Remember the plan asymmetry while you read: Pro raises the ceilings (1 TB vs 100 GB transfer, 10M vs 1M Edge Requests, 16 vs 4 Active CPU hours, and so on) and turns a "pause" into "on-demand billing." On Pro you also get Spend Management, which lets you set a dollar cap that either alerts you or auto-pauses deployments — the safety valve Hobby doesn't need because Hobby can't spend.

An optimization playbook

Reading all fifty meters, the same handful of levers kept reappearing. If I had to compress everything above into a playbook, it's this:

Cache aggressively. This is the single highest-leverage move because it hits multiple meters at once. A response served from the CDN cache is a cache hit — it doesn't count as a Function Invocation and it doesn't run the function. The same caching that cuts Invocations also cuts Edge Requests' downstream chain and keeps requests from falling through to billed durable ISR/Data Cache reads. One Cache-Control header, several meters lower.

Shrink payloads. Fast Data Transfer is billed on the full size of every response — body, headers, URL, the lot. Smaller pages, trimmed JS/CSS bundles, and returning only the fields an API actually needs all pull this number down directly. Smaller responses also mean fewer 8 KB units when those responses get cached.

Fewer image variants, longer TTLs. Every distinct (source × width × quality × format) combination is a separately billable transformation on first request, and each one writes to the global image cache in 8 KB Write Units. Dropping from two formats to one roughly halves transforms; trimming device sizes and qualities cuts them further; and a long cache TTL (up to 31 days) stops you paying to re-transform and re-write the same variants. Lower quality even shrinks the per-fetch 8 KB read/write counts.

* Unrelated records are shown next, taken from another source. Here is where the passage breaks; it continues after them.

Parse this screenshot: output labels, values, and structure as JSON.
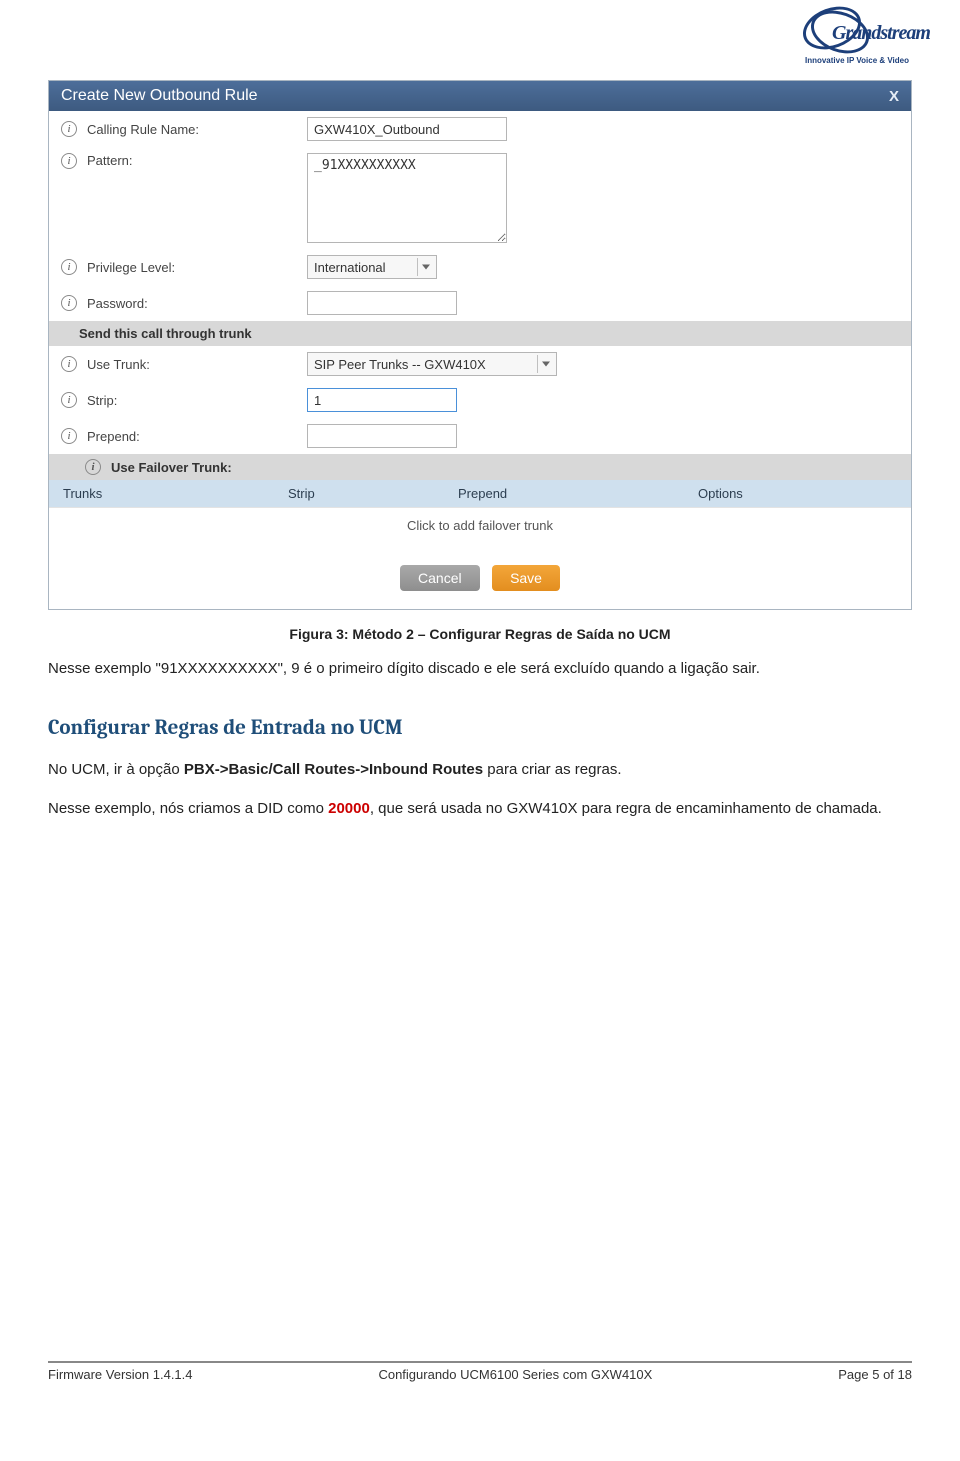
{
  "logo": {
    "brand": "Grandstream",
    "tagline": "Innovative IP Voice & Video"
  },
  "dialog": {
    "title": "Create New Outbound Rule",
    "close": "X",
    "fields": {
      "calling_rule_label": "Calling Rule Name:",
      "calling_rule_value": "GXW410X_Outbound",
      "pattern_label": "Pattern:",
      "pattern_value": "_91XXXXXXXXXX",
      "privilege_label": "Privilege Level:",
      "privilege_value": "International",
      "password_label": "Password:",
      "password_value": ""
    },
    "section_trunk": "Send this call through trunk",
    "trunk": {
      "use_label": "Use Trunk:",
      "use_value": "SIP Peer Trunks -- GXW410X",
      "strip_label": "Strip:",
      "strip_value": "1",
      "prepend_label": "Prepend:",
      "prepend_value": ""
    },
    "section_failover": "Use Failover Trunk:",
    "failover_headers": {
      "c1": "Trunks",
      "c2": "Strip",
      "c3": "Prepend",
      "c4": "Options"
    },
    "failover_click": "Click to add failover trunk",
    "buttons": {
      "cancel": "Cancel",
      "save": "Save"
    }
  },
  "caption": "Figura 3: Método 2 – Configurar Regras de Saída no UCM",
  "para1_a": "Nesse exemplo \"91XXXXXXXXXX\", 9 é o primeiro dígito discado e ele será excluído quando a ligação sair.",
  "section_title": "Configurar Regras de Entrada no UCM",
  "para2_pre": "No UCM, ir à opção ",
  "para2_bold": "PBX->Basic/Call Routes->Inbound Routes",
  "para2_post": " para criar as regras.",
  "para3_pre": "Nesse exemplo, nós criamos a DID como ",
  "para3_num": "20000",
  "para3_post": ", que será usada no GXW410X para regra de encaminhamento de chamada.",
  "footer": {
    "left": "Firmware Version 1.4.1.4",
    "center": "Configurando UCM6100 Series com GXW410X",
    "right": "Page 5 of 18"
  }
}
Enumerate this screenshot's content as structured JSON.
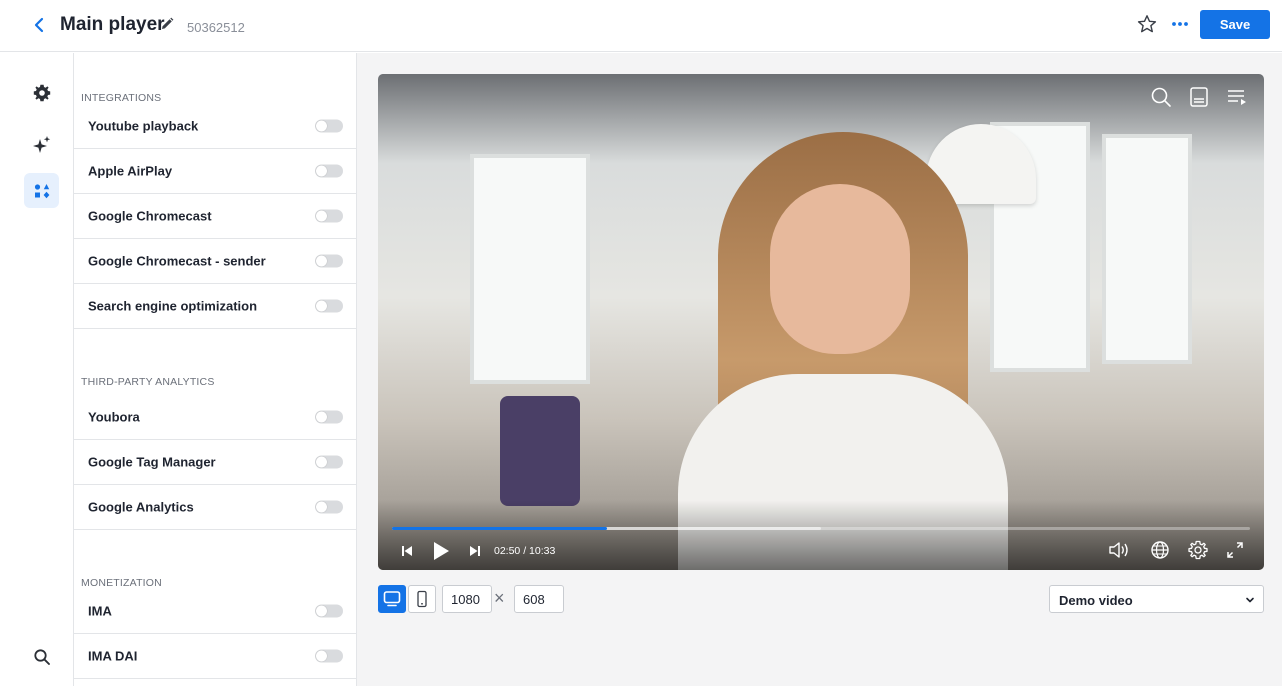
{
  "header": {
    "title": "Main player",
    "player_id": "50362512",
    "save_label": "Save"
  },
  "icons": {
    "back": "chevron-left-icon",
    "edit": "pencil-icon",
    "favorite": "star-icon",
    "more": "more-dots-icon",
    "rail": [
      "gear-icon",
      "sparkles-icon",
      "shapes-icon",
      "search-icon"
    ]
  },
  "panel": {
    "sections": [
      {
        "title": "INTEGRATIONS",
        "items": [
          {
            "label": "Youtube playback",
            "enabled": false
          },
          {
            "label": "Apple AirPlay",
            "enabled": false
          },
          {
            "label": "Google Chromecast",
            "enabled": false
          },
          {
            "label": "Google Chromecast - sender",
            "enabled": false
          },
          {
            "label": "Search engine optimization",
            "enabled": false
          }
        ]
      },
      {
        "title": "THIRD-PARTY ANALYTICS",
        "items": [
          {
            "label": "Youbora",
            "enabled": false
          },
          {
            "label": "Google Tag Manager",
            "enabled": false
          },
          {
            "label": "Google Analytics",
            "enabled": false
          }
        ]
      },
      {
        "title": "MONETIZATION",
        "items": [
          {
            "label": "IMA",
            "enabled": false
          },
          {
            "label": "IMA DAI",
            "enabled": false
          }
        ]
      }
    ]
  },
  "player": {
    "time": "02:50 / 10:33",
    "played_fraction": 0.25,
    "buffered_fraction": 0.5
  },
  "toolbar": {
    "width": "1080",
    "height": "608",
    "times": "×",
    "video_select": "Demo video"
  },
  "colors": {
    "accent": "#1473e6",
    "toggle_off": "#d9dbde"
  }
}
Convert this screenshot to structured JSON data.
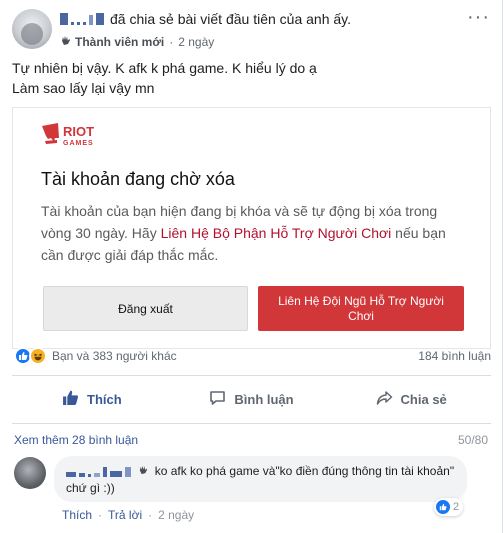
{
  "header": {
    "shared_text": "đã chia sẻ bài viết đầu tiên của anh ấy.",
    "badge": "Thành viên mới",
    "time": "2 ngày",
    "separator": "·"
  },
  "post": {
    "line1": "Tự nhiên bị vậy. K afk k phá game. K hiểu lý do ạ",
    "line2": "Làm sao lấy lại vậy mn"
  },
  "riot_card": {
    "logo_line1": "RIOT",
    "logo_line2": "GAMES",
    "title": "Tài khoản đang chờ xóa",
    "desc_part1": "Tài khoản của bạn hiện đang bị khóa và sẽ tự động bị xóa trong vòng 30 ngày. Hãy ",
    "desc_link": "Liên Hệ Bộ Phận Hỗ Trợ Người Chơi",
    "desc_part2": " nếu bạn cần được giải đáp thắc mắc.",
    "logout_label": "Đăng xuất",
    "support_label": "Liên Hệ Đội Ngũ Hỗ Trợ Người Chơi",
    "accent": "#d13639"
  },
  "reactions": {
    "summary": "Bạn và 383 người khác",
    "comment_count": "184 bình luận"
  },
  "actions": {
    "like": "Thích",
    "comment": "Bình luận",
    "share": "Chia sẻ"
  },
  "comments": {
    "view_more": "Xem thêm 28 bình luận",
    "page_indicator": "50/80",
    "items": [
      {
        "text": "ko afk ko phá game và\"ko điền đúng thông tin tài khoản\" chứ gì :))",
        "like_action": "Thích",
        "reply_action": "Trả lời",
        "time": "2 ngày",
        "reaction_count": "2"
      }
    ]
  },
  "colors": {
    "link": "#385898",
    "facebook_blue": "#1877f2",
    "muted": "#606770"
  }
}
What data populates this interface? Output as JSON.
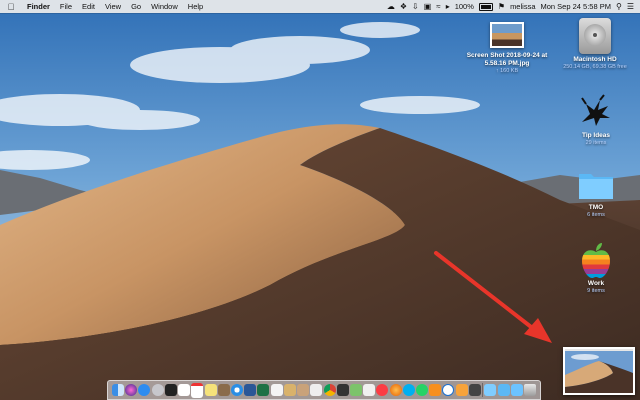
{
  "menubar": {
    "apple_icon": "apple-icon",
    "app_name": "Finder",
    "menus": [
      "File",
      "Edit",
      "View",
      "Go",
      "Window",
      "Help"
    ],
    "battery": "100%",
    "user": "melissa",
    "datetime": "Mon Sep 24  5:58 PM"
  },
  "desktop": {
    "screenshot": {
      "title_line1": "Screen Shot 2018-09-24 at",
      "title_line2": "5.58.16 PM.jpg",
      "sub": "↑ 160 KB"
    },
    "hd": {
      "title": "Macintosh HD",
      "sub": "250.14 GB, 69.38 GB free"
    },
    "tip_ideas": {
      "title": "Tip Ideas",
      "sub": "29 items"
    },
    "tmo": {
      "title": "TMO",
      "sub": "6 items"
    },
    "work": {
      "title": "Work",
      "sub": "9 items"
    }
  },
  "colors": {
    "arrow": "#e8352a",
    "folder": "#6cc3ff",
    "menubar_bg": "#ececec"
  }
}
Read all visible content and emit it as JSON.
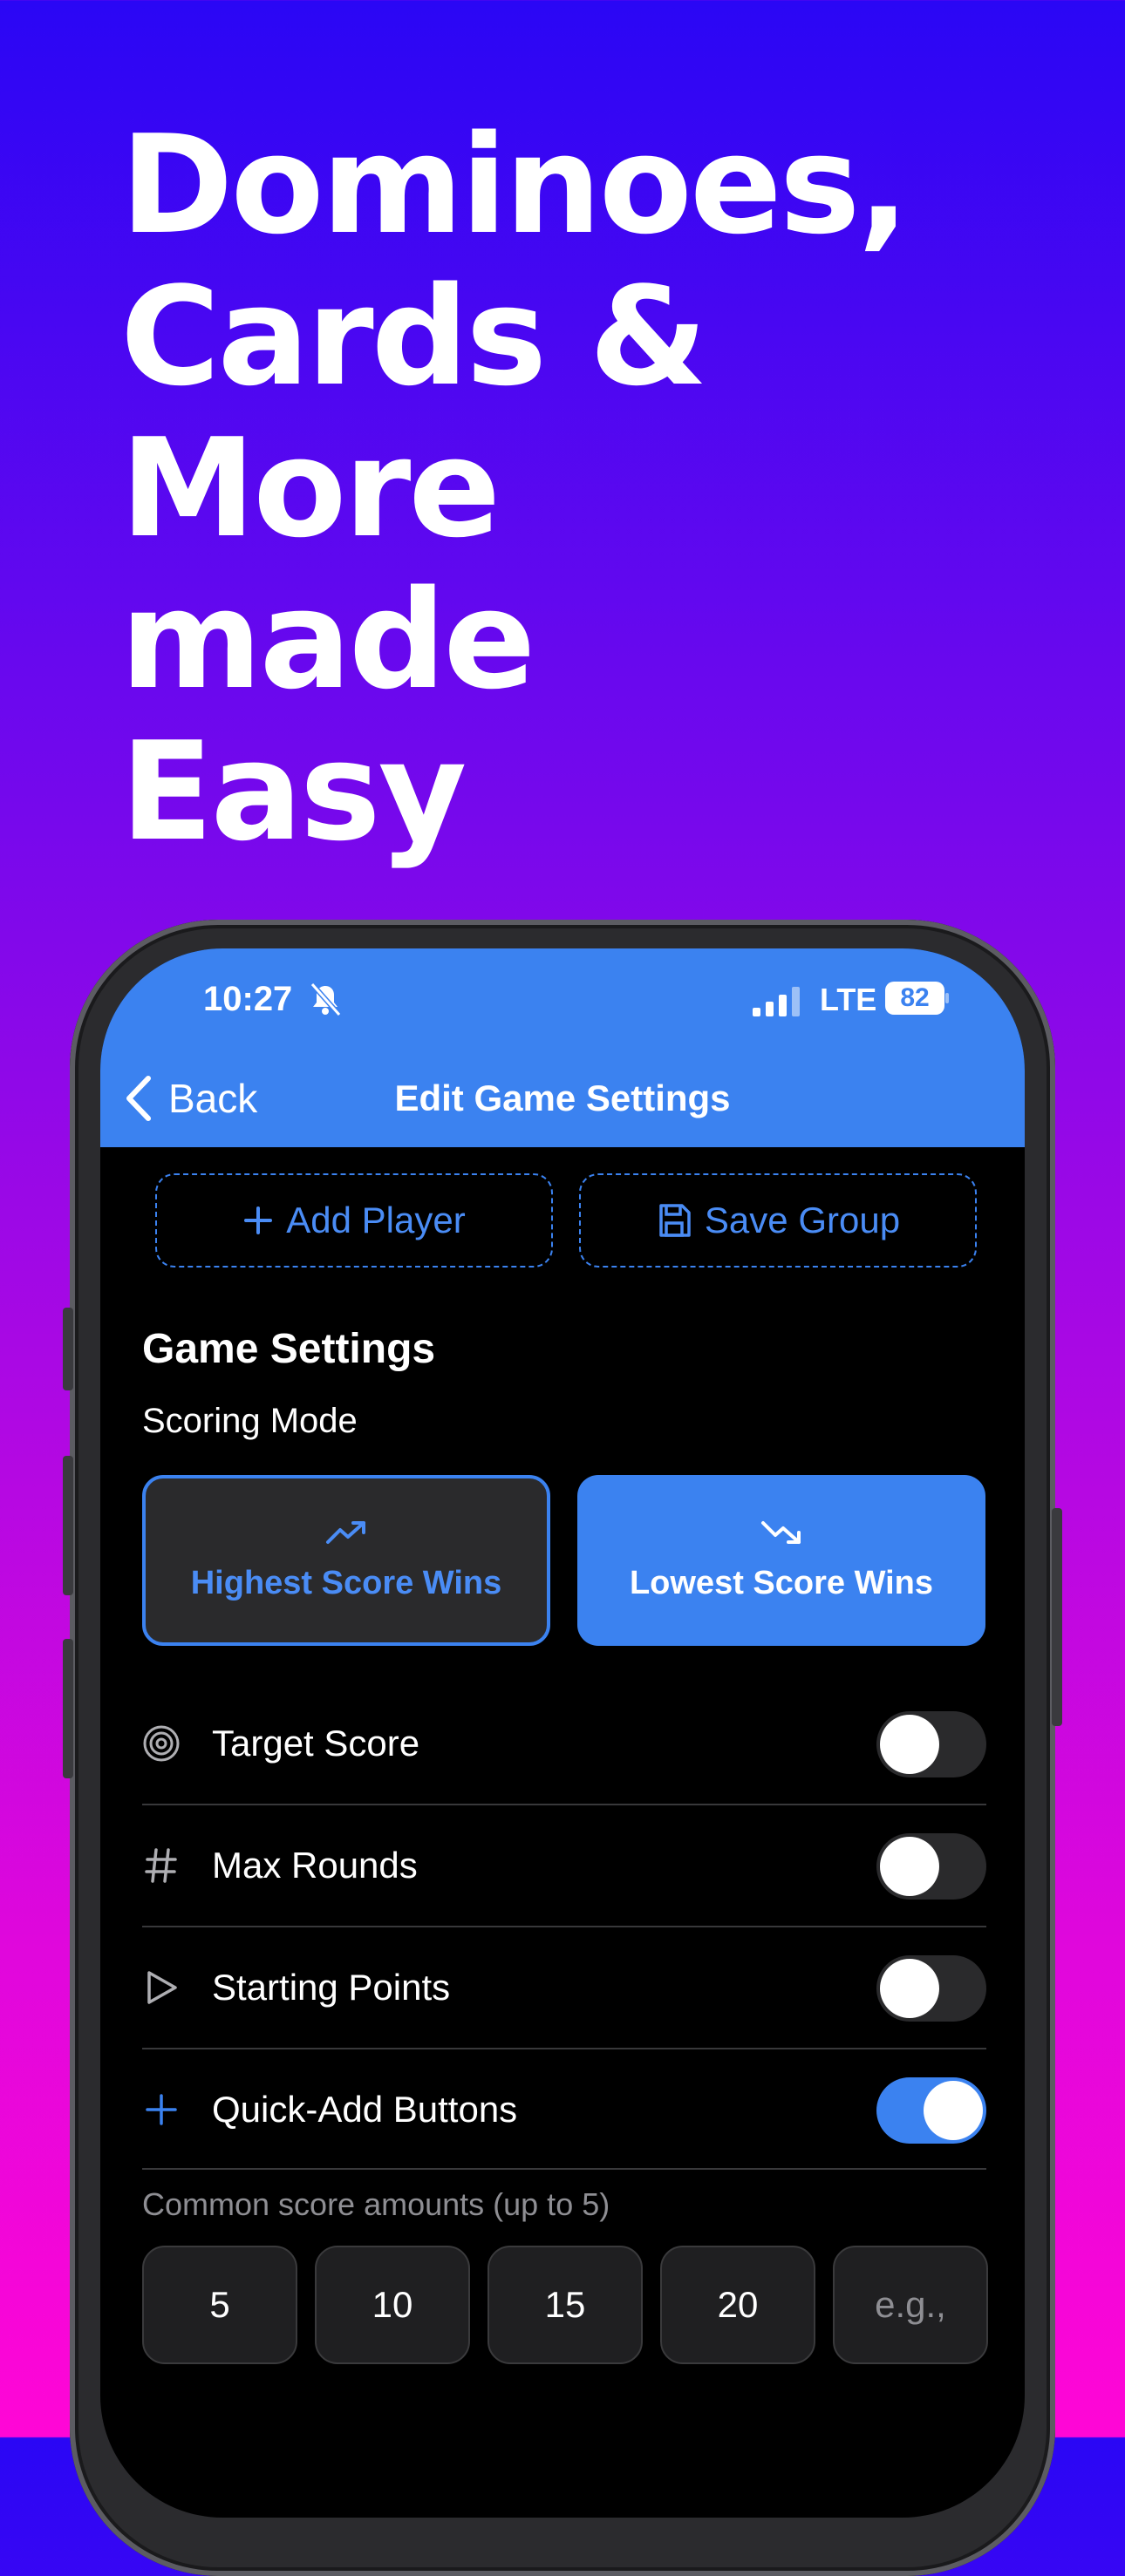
{
  "headline": [
    "Dominoes,",
    "Cards &",
    "More",
    "made",
    "Easy"
  ],
  "status_bar": {
    "time": "10:27",
    "network": "LTE",
    "battery": "82"
  },
  "nav": {
    "back_label": "Back",
    "title": "Edit Game Settings"
  },
  "actions": {
    "add_player": "Add Player",
    "save_group": "Save Group"
  },
  "settings": {
    "title": "Game Settings",
    "scoring_mode_label": "Scoring Mode",
    "modes": [
      {
        "label": "Highest Score Wins",
        "icon": "trending-up-icon",
        "selected": false
      },
      {
        "label": "Lowest Score Wins",
        "icon": "trending-down-icon",
        "selected": true
      }
    ],
    "rows": [
      {
        "label": "Target Score",
        "icon": "target-icon",
        "enabled": false
      },
      {
        "label": "Max Rounds",
        "icon": "hash-icon",
        "enabled": false
      },
      {
        "label": "Starting Points",
        "icon": "play-icon",
        "enabled": false
      },
      {
        "label": "Quick-Add Buttons",
        "icon": "plus-icon",
        "enabled": true
      }
    ],
    "quick_add_hint": "Common score amounts (up to 5)",
    "quick_add_values": [
      "5",
      "10",
      "15",
      "20"
    ],
    "quick_add_placeholder": "e.g.,"
  },
  "colors": {
    "accent": "#3b82f0",
    "background_top": "#2a06f5",
    "background_bottom": "#ff06d6"
  }
}
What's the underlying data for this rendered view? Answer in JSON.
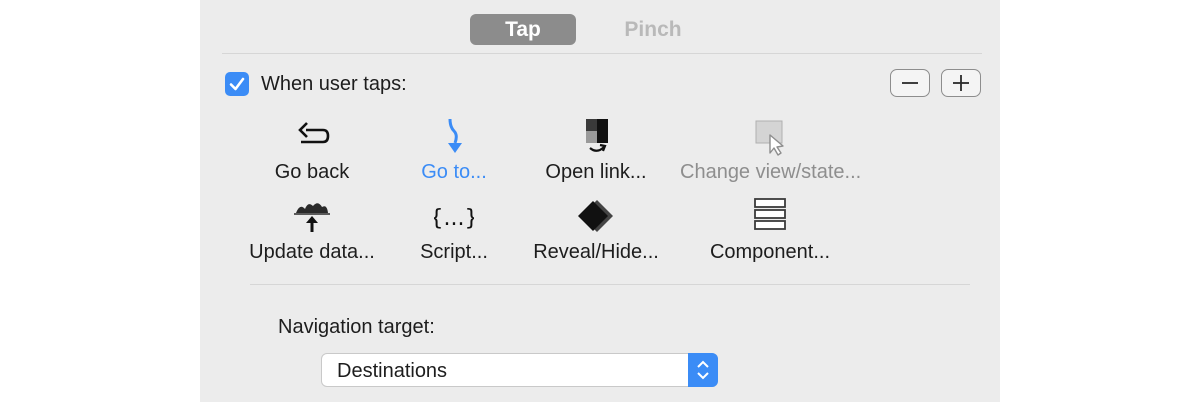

Turborepo remote cache for builds. Since remote cache artifacts aren't billed, the whole win is build time — and on Pro, build time is money (Build Minutes or Build CPU Minutes). Replaying unchanged tasks from the remote cache, skipping unaffected monorepo projects, and not caching .next/cache keep builds short.

Kill non-determinism in cached/regenerated code. new Date() and Math.random() in ISR or Data Cache output make every revalidation look "changed," forcing a write even when the meaningful content is identical. Make the output deterministic and those writes drop to zero.

Closing

What changed for me wasn't a dollar figure — I'm still on Hobby, still paying nothing. What changed is that the usage dashboard stopped being noise. I now read it as my application's bill of materials: a precise inventory of every byte transferred, every request processed, every CPU-millisecond spent, every image transformed. Each meter is a sentence about how my code actually behaves in production — where it's chatty, where it's wasteful, where it caches well.

That's the part I didn't anticipate. Understanding the meters didn't just prepare me for an eventual bill; it made me a better builder. A low cache-hit ratio, a function that quietly waits 400 ms on every request, an image config generating four formats nobody asked for — these are engineering problems that happen to show up on a billing page. Reading the meters is just reading your own system honestly. And whether the column on the right says "free" or "dollars," that's a skill worth having.